Questi sono i principi giuridici da tenere presenti per esaminare sia il nucleo centrale della controversia sia l’attività del CTU in base al quesito a posto dal giudice.
Ebbene all’esito della CTU disposta in corso di giudizio è risultato insussistente il nesso di causalità tra la condotta del medico ed il decesso.
Per quanto infatti il CTU abbia rilevato significativi profili di imprudenza nella condotta della dott.ssa S. qualificata come “superficiale” considerato che gli stessi esordi clinici della pz imponevano immediati accertamenti diagnostici strumentali (perfettamente disponibili nella struttura) che invece non sono stati prescritti, non appare provato il nesso causale tra la condotta colposa (negligente) della convenuta e l’evento.
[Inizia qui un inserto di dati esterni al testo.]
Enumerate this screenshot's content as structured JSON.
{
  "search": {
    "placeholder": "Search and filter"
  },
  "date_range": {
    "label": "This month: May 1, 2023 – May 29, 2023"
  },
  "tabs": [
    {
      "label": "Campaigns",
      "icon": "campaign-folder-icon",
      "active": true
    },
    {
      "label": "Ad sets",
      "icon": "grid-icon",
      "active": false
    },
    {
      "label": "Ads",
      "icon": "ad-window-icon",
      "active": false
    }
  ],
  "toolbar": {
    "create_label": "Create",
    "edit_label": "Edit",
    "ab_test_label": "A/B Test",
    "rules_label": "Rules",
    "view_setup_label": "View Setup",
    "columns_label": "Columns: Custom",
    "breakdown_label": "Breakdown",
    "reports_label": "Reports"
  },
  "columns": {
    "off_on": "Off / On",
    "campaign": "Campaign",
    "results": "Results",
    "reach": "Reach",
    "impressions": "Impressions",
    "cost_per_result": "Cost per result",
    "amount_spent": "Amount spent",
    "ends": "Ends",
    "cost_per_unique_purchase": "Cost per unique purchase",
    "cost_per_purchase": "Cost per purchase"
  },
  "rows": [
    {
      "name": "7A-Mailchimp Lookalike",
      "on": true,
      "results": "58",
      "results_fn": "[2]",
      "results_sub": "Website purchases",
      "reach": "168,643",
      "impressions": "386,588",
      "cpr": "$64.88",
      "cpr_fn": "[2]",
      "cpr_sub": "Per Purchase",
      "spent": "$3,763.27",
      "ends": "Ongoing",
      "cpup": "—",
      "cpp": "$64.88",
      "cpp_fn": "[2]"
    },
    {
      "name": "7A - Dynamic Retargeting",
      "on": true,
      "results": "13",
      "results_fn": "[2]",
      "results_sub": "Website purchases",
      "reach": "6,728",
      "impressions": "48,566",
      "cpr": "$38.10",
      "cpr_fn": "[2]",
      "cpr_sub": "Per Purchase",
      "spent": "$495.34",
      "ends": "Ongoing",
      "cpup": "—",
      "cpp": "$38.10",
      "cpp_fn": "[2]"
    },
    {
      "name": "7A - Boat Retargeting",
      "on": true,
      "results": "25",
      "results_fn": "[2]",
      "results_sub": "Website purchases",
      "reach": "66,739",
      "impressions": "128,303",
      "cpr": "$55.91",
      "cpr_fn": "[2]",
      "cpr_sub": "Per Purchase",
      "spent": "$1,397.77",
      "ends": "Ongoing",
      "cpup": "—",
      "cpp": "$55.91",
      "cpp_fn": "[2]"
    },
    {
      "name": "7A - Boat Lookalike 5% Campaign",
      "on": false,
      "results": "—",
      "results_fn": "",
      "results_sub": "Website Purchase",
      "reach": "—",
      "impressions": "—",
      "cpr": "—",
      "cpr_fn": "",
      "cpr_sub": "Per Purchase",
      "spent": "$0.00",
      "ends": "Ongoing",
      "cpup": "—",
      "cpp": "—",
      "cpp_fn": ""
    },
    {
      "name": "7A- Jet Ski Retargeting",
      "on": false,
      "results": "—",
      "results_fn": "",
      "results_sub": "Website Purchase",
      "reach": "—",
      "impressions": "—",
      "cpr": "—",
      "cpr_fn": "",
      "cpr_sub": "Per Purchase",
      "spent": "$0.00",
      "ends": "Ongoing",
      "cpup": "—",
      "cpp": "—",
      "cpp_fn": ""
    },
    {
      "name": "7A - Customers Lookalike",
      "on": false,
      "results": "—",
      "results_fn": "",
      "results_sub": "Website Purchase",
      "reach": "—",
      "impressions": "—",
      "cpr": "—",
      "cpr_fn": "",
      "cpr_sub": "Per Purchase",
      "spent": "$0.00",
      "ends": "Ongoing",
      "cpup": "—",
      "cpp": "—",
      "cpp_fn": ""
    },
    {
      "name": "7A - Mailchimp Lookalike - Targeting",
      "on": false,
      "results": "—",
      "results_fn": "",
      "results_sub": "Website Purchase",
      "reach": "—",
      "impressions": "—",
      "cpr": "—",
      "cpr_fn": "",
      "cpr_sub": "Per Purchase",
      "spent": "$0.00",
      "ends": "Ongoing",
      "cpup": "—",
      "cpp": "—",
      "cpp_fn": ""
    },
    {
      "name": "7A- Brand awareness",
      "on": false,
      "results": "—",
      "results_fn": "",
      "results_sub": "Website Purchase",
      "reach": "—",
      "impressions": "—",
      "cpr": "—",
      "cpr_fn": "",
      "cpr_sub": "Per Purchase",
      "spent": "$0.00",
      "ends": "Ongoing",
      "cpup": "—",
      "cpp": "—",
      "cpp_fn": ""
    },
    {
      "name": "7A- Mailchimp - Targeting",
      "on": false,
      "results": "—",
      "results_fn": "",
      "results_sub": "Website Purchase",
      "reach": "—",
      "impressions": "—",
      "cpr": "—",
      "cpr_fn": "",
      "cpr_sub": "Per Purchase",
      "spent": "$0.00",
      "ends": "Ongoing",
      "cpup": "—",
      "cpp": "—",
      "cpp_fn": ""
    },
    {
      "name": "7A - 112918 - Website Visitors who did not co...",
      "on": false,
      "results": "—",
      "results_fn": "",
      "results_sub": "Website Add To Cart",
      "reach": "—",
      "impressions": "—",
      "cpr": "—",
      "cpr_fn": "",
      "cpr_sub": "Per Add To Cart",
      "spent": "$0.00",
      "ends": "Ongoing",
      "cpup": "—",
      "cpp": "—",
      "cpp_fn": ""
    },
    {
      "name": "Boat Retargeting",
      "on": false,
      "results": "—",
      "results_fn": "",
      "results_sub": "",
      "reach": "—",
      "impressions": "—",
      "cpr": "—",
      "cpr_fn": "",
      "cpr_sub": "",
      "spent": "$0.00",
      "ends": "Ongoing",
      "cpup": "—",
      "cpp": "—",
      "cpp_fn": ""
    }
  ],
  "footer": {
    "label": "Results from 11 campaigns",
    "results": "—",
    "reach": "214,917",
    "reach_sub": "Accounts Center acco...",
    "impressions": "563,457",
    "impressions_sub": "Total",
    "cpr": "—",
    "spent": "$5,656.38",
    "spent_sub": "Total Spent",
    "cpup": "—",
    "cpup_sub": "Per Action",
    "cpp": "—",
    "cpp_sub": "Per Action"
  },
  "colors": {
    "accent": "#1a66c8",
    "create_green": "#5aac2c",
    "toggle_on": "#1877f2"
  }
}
L’ausiliare ha infatti accertato che “considerato lo specifico rischio chirurgico che grava sulla signora B., le chances di salvezza erano da considerarsi inferiori rispetto a quelle di esito infausto, che era più probabile (in misura percentuale superiore all’80%)…pertanto, non si concretizza responsabilità per debole relazione causale fra la condotta omissiva e il decesso, che sarebbe stato più probabile che non anche in caso di idoneo trattamento.
La condotta della S. si inserisce quindi come una possibile “concausa” nel verificarsi dell’evento che, a parere del decidente, non ha determinato il decesso appunto per il prevalente apporto delle altre concause puntualmente individuate dal CTU e riassunte ai punti a, b, c, d.
Per completezza va anche riferito che era già stato archiviato il giudizio penale a carico della convenuta R. S. instaurato per la medesima vicenda alla luce della perizia svolta in corso di causa che non aveva attestato “al di là di ogni ragionevole dubbio” la sussistenza del nesso causale tra condotta dell’imputata ed evento. (Si veda la documentazione prodotta in atti).
Alla luce di tali elementi le richieste risarcitorie della parte attrice non possono essere accolte.
Per quanto infatti sia stato pienamente comprovato il comportamento colposo della convenuta R. S. è mancata la prova del nesso causalità tra evento e danno non essendo stata comprovata l’idoneità della condotta del sanitario a cagionare il danno lamentato dalla paziente secondo i criteri indicati dalla giurisprudenza di Cassazione nell’ambito dei giudizi civili.
Il rigetto della domanda principale comporta l’assorbimento di tutte le domande di garanzia collegate al suo accoglimento svolte dalla convenuta S. nei confronti della Assicurazione terza chiamata in causa.
Dato l’esito del giudizio non può essere poi accolta la domanda di risarcimento ex art. 96 c.p.c. posta dall’Azienda nelle conclusioni.
Sussistono invece giuste ragioni per compensare integralmente tra le parti le spese di lite mentre le spese di C.T.U. liquidate come da decreti in atti, vanno poste definitivamente in solido alle parti convenute.
Diritto
P.Q.M.
Il Tribunale, uditi i procuratori delle parti costituite; ogni contraria istanza, eccezione e difesa disattesa; definitivamente pronunciando;
le spese di C.T.U. liquidate come da decreti in atti.
Così deciso in Palermo, in data 18/06/2016.